By Olive Ryan / Olive Abroad Olive Abroad Instagram

Olive RyanOlive Ryan is a traveler, educator, blogger, photographer, lover of glitter and acroyoga enthusiast. Although her hometown is Portland, Oregon, she has lived in and explored many corners of the world and looks forward to spending the rest of her life doing so. Find more of her writing on her travel and wellness blog, OliveAbroad.com.

 

  • Hello Amy! Wow – that is amazing that you found this article!! I remember taking that photo at Wanderlust and thinking how connected the two of you seemed and I was so happy to have captured it. Glad to hear that you are still together and doing great – falling in love overseas is such an exciting ride! Thank you for commenting – much love to both of you! <3

  • Kathayoon Khalil

    this is good advice, i think, whether you’re traveling or not! if we try not to focus on whether or not a relationship “succeeds” by our standard definitions, we can enjoy what it is at the time. i agree that you let it be part of the experience, however it may end up!

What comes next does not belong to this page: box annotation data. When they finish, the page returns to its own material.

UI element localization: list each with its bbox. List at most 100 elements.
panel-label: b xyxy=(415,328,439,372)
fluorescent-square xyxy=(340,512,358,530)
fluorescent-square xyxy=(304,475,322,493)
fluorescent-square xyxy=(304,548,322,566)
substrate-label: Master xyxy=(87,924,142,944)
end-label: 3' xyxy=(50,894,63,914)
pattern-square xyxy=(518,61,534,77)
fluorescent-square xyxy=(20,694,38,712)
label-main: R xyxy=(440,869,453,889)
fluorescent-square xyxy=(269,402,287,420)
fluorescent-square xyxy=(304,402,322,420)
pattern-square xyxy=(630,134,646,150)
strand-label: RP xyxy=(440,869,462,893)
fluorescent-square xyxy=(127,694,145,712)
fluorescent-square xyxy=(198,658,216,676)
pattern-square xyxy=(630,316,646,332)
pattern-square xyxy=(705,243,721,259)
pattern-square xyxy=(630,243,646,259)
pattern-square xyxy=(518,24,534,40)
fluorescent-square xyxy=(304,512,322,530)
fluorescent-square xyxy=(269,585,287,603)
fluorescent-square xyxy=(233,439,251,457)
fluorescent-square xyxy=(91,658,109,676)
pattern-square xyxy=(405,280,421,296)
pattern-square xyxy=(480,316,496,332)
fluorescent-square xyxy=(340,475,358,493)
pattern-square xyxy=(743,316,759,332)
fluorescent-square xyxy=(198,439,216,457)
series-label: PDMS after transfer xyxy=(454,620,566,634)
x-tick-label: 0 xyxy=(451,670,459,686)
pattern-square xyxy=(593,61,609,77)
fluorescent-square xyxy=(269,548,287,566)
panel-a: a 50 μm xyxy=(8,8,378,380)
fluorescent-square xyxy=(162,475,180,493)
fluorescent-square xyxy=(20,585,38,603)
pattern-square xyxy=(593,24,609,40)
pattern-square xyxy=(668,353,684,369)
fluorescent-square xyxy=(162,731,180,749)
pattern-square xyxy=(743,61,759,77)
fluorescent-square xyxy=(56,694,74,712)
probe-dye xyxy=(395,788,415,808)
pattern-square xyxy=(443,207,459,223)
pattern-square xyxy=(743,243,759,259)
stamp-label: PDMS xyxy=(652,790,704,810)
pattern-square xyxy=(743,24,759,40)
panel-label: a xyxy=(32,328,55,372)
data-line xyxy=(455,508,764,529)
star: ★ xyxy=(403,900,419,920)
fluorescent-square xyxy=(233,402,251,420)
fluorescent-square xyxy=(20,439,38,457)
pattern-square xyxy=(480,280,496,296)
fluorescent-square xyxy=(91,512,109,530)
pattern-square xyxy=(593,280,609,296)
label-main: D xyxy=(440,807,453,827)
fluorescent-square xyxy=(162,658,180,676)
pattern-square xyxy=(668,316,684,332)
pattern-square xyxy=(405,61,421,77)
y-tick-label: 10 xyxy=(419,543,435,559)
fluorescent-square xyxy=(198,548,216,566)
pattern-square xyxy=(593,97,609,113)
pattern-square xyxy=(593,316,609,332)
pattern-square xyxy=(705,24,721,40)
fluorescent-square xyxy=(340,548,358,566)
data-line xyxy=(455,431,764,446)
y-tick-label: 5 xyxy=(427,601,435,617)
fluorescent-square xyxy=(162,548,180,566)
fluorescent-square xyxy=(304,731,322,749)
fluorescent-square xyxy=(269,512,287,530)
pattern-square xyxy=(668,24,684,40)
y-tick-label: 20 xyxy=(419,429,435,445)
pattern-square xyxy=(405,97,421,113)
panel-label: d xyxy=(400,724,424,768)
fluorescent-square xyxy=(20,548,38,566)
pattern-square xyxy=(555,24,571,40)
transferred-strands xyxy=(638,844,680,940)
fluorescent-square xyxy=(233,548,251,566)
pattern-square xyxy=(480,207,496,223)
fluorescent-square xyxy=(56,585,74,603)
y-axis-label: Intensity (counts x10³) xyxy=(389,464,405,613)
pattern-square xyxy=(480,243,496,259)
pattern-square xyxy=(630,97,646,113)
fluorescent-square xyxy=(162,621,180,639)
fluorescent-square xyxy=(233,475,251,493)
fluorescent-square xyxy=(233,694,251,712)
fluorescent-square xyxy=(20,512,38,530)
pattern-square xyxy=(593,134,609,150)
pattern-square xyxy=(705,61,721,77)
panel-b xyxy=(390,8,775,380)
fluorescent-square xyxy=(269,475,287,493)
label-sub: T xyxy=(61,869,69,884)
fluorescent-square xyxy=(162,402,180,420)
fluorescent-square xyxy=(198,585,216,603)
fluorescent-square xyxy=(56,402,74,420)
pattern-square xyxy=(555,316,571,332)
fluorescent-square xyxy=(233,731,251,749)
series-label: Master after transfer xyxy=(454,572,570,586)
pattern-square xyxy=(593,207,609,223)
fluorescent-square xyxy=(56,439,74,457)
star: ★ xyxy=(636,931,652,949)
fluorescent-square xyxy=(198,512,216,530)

    • Absolutely Kathayoon – I think we have to redefine our definition of a “successful relationship” and realize that there are so many different ways to have meaningful love in our lives!

  • Jen Shipley

    I love your outlook. So glad you’ve found a way to travel widely while you’re young. You’ll never regret seeing the world and making friends.

    • Thanks Jen! I haven’t regretted any of it so far and I don’t think I’ll ever stop traveling! :)

  • Carolin

    I can so relate to what you write, since I have been on the road for over 3 years now, sooner or later you will meet people you like to hang out a while longer. The best thing to remember is to take it easy and let it be whatever it will be!! :)

    • Hey Carolin, that’s awesome that you’ve been on the road for so long! That’s one of the most beautiful things about traveling – all the amazing people you meet! I definitely agree with letting it be whatever it will be and just enjoying the moment – if it turns into something more long-term, that’s lovely too, but if not, there is no need to despair!

  • Hi Olive,

    I love your take on the topic.

    I met my wife before I began traveling the world, but if I had not, sure I’d be open to falling in love on the road. All relationships end anyway, right?

    We all eventually pass on to the next stage. Which is spiritual talk for, we all die. So if the bond in this world will break – even among harmonious couples – why not fall in love on the road, when you likely know the relationship will need to end when one or both parties begin traveling again, or head back home?

    I do know of folks who came home from a life of travel to be with their partner, their soul mate, and settled in, happy to leave the traveling life behind to be with their love. Awesome. But in some cases, your love of travel will be a bit stronger than your love of an individual, and you will need to surrender a bit, to keep traveling and to feel the sometimes painful sting of going your separate ways, while you circle the globe.

    Thanks for sharing Olive.

    Ryan

    • Hey Ryan, thanks so much for your thoughts!

      It’s true that everything ends eventually! I used to think that the end of a relationship meant failure, but now I can see how beautiful it is to have the opportunity to connect with so many different people around the world, even if that connection is temporary. We all have priorities and it just depends where you choose to put your energy!